What Is the Moneyball Score?
The Jits.gg Academy Moneyball Score is a composite ranking system that evaluates academies based on their competition output — not marketing claims, not gym size, not how many Instagram followers you have.
It answers one question: How well does this academy develop competitive fighters?
The score combines multiple weighted factors into a single number (0–100), making it possible to compare academies of different sizes and different geographic regions on a level playing field. Currently, 1,867 academies are nationally ranked on Jits.gg.
Score Distribution: What the Numbers Look Like
Here's how Moneyball scores actually distribute across ranked academies:
- Average academy: ~35 points
- 90th percentile: 60+ points
- Top 10 academies: All score 85 or higher
- #1 ranked nationally: Pablo Silva BJJ (TX) — 97.6 score, 432 fighters, 659 golds — the highest total gold output of any academy
- #3 ranked nationally: Northern Tribe (TX) — 89.7 score, 60 fighters, 163 golds, 4.3 golds per fighter — extraordinary per-fighter efficiency
The score creates real separation at the top. Most academies cluster around 20–50. Breaking into the top 10% (60+) requires excellence across multiple dimensions — not just one standout metric.
How the Score Is Calculated
The Moneyball Score is a weighted composite of five pillars:
- Gold Power (25%): Gold medal rate adjusted for academy size using Bayesian smoothing, then scaled by fighter count. This rewards efficient programs — a 40% gold rate with 50 fighters scores higher than a 40% rate with 5 fighters.
- Total Output (25%): Raw total gold medals produced. 659 golds says something different than 6. This is the single largest differentiator at the top of the rankings — volume of competitive success matters.
- Submission Power (15%): Your academy's submission rate using the same Bayesian + volume formula as Gold Power. Finishing matches demonstrates real technical depth.
- Multi-Belt Consistency (20%): Are you strong across all belt levels, or just at one? Academies that produce results from grey through green belt score higher. Measured by averaging gold power across belt segments.

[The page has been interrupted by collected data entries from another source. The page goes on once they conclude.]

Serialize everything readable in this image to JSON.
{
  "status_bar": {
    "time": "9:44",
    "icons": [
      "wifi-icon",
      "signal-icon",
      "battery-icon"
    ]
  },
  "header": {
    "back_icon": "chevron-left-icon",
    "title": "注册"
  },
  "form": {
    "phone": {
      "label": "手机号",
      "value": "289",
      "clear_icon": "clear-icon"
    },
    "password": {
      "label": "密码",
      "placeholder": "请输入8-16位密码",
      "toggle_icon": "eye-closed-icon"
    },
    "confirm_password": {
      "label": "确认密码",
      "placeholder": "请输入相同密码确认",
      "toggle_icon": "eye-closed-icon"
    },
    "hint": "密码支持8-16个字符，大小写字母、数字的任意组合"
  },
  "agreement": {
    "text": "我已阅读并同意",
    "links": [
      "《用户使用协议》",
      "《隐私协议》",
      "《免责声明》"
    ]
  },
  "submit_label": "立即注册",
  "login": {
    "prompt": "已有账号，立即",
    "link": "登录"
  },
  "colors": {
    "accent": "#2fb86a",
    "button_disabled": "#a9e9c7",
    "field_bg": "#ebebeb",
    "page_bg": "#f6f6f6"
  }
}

- Retention Rate (15%): Do your fighters keep competing? National average: 40%. Top 10%: 80%+. High retention signals a healthy competition program where kids come back.
- Sample Size Adjustment: Academies with more data get more stable scores. Small sample sizes get a Bayesian adjustment toward the mean — preventing a 3-fighter academy with 3 golds from outranking a 50-fighter program.
Each pillar is percentile-normalized (0–100) across all ranked academies, then weighted and summed into the final composite score.
How to Improve Your Score
The score rewards consistent, broad-based development over flashy individual results:
- Compete regularly. More data = more stable score. The Bayesian adjustment pulls small-sample academies toward the mean. The fastest way to improve your score is to get more fighters competing.
- Develop all belt levels. An academy that's strong at grey belt but weak at yellow belt gets a lower multi-belt consistency score. Look at your weakest belt segment and invest coaching time there.
- Finish matches. Submission wins carry more weight than point victories in the submission power component. At grey belt, the national sub rate is 57.9% — if your academy is below that, focus on submission drilling.
- Retain fighters. If your students compete once and never return, that drags down your retention score. Build a culture where competition is positive regardless of results. The top-ranked academies retain 80%+ of their competitors.
What the Score Does Not Measure
The Moneyball Score is deliberately focused on competition output. It does not measure:
- Instruction quality in class
- Self-defense training
- Character development
- Facility quality
- Adult or hobbyist programs
A low-ranked academy might be an excellent place to train for non-competitive goals. The score is a competition metric, not a quality-of-life metric. That said — parents researching academies increasingly use this data to evaluate programs. A strong Moneyball Score backed by real competition results is more persuasive than testimonials alone.